SAN DIEGO — Emerging brands should not overlook the importance of finding the right manufacturing partner to create consistent-quality products for the consumer market, especially if those products require precise ingredient specifications, said industry executives at the recent Winter FancyFaire tradeshow in San Diego.
“You need to know the realities of commercial manufacturing,” said Dana Peck, chief executive officer, Pilot R&D, during a panel discussion called Beyond the Plate: Transforming Culinary Concepts into Consumer Products. “There’s tons of work that needs to be done. Cooking for foodservice (or for a farmers market) versus manufacturing for CPG is like comparing apples to oranges. You need a (consistent) set of ingredients for CPG scaling and the process must be streamlined.”
Peck interviewed the two co-owners — Steve Cook and Michael Solomonov — of Zahav and CooknSolo Restaurants, Philadelphia. They discussed the challenges in bringing a restaurant concept to retail, which Cook and Solomonov did with Zahav Restaurant Recipe Hummus.

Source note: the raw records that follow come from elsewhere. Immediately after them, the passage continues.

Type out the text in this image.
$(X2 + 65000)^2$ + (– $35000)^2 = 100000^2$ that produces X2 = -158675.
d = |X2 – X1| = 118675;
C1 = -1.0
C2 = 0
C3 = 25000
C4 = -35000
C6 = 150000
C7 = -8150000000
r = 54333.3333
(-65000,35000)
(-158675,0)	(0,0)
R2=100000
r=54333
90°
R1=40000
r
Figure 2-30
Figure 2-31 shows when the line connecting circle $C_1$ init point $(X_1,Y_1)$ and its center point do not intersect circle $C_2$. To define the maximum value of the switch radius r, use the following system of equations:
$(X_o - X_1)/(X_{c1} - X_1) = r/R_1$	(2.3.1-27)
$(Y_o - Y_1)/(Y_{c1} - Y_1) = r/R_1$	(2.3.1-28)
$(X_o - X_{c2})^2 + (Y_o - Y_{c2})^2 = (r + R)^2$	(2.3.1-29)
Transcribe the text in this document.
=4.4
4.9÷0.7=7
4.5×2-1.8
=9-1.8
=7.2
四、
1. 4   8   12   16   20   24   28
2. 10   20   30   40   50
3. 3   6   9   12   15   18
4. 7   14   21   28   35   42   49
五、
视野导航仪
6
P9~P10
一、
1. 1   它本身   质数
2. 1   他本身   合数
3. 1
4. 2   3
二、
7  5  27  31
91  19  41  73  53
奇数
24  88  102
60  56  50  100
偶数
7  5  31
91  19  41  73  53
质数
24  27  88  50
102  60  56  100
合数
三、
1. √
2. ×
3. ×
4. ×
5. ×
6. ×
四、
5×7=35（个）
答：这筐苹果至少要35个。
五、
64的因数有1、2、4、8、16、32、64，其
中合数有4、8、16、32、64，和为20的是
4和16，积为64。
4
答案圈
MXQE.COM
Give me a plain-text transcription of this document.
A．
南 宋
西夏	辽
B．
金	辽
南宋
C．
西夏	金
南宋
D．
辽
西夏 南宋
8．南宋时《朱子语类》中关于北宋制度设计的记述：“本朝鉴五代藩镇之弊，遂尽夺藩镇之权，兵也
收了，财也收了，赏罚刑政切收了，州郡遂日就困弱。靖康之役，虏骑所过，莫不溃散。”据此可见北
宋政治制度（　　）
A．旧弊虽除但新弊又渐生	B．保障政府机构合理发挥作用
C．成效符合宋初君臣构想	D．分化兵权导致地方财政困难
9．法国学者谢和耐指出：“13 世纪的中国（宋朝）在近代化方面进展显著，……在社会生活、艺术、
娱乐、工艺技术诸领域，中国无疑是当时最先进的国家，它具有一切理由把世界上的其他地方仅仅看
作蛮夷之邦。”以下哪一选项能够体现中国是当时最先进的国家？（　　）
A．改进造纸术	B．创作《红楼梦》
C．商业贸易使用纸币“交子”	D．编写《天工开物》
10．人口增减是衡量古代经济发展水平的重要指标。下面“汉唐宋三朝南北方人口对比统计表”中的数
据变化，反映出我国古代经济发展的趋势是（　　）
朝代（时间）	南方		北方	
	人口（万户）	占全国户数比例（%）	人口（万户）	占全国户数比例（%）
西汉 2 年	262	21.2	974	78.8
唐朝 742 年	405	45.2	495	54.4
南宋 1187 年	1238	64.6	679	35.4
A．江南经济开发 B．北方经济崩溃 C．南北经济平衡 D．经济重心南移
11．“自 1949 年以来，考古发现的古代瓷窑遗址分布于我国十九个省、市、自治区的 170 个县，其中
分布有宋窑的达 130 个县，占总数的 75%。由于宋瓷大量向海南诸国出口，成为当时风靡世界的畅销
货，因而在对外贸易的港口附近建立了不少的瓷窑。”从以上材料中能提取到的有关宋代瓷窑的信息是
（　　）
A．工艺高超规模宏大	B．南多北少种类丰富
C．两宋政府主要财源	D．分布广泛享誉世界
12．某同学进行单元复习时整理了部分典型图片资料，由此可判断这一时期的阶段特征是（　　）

Up front, the partners agreed on, “If we are going to do this, we need help,” Cook said. They established lines that they would not cross in terms of formulation, such as not including preservatives or adding fillers.
Solomonov said you can have the “best recipe” that everyone raves about and encourages you to take it to retail, but it’s not that easy.
“We did not think we could do it,” Solomonov said “We needed to find the right partner. It had to meet our restaurant’s quality. The CPG recipe is the same as the restaurant except for the addition of lemon juice.”
The right partner Cook referred to is often a commercial kitchen or co-packer, depending on scale. Currently, there is a lot of open capacity in co-packing, said Oisin Hanrahan, co-founder and CEO, Keychain, New York, during a separate session at Winter FancyFaire.
“More capacity is leading to more innovation,” Hanrahan said.
More capacity can provide an advantage for emerging brands. Entrepreneurs can find the partner that works for them and their product without making any capital investment.
The companies that are losing right now own the legacy CPG brands, Hanrahan said.
“The pillars that were built by big CPG no longer support their growth,” Hanrahan said. “It’s no longer advantageous to have your own manufacturing. They also locked up distribution (by paying slotting fees) years ago. That’s been eroded with online and going direct to the consumer.”
With social media, television commercial buys no longer help legacy brands sell. Social media also allows emerging brands to build their target customer “bubble” and speak directly to them. This is something legacy CPG has not been able to do, or at least do well, Hanrahan said.
“The biggest temptation in big CPG is to look at a product line that is doing well, and create a line extension,” Hanrahan said, adding that this does nothing more than dilute the value of the original product.
The advantage for legacy CPG is brand recognition and getting noticed. Cook explained how it was a hard reality when the hummus did not initially sell fast off the shelves.
“With the restaurant, consumers came to us,” Cook said. “In retail, we need to go to them. You have to get them to notice the product and the product has to exceed expectations.”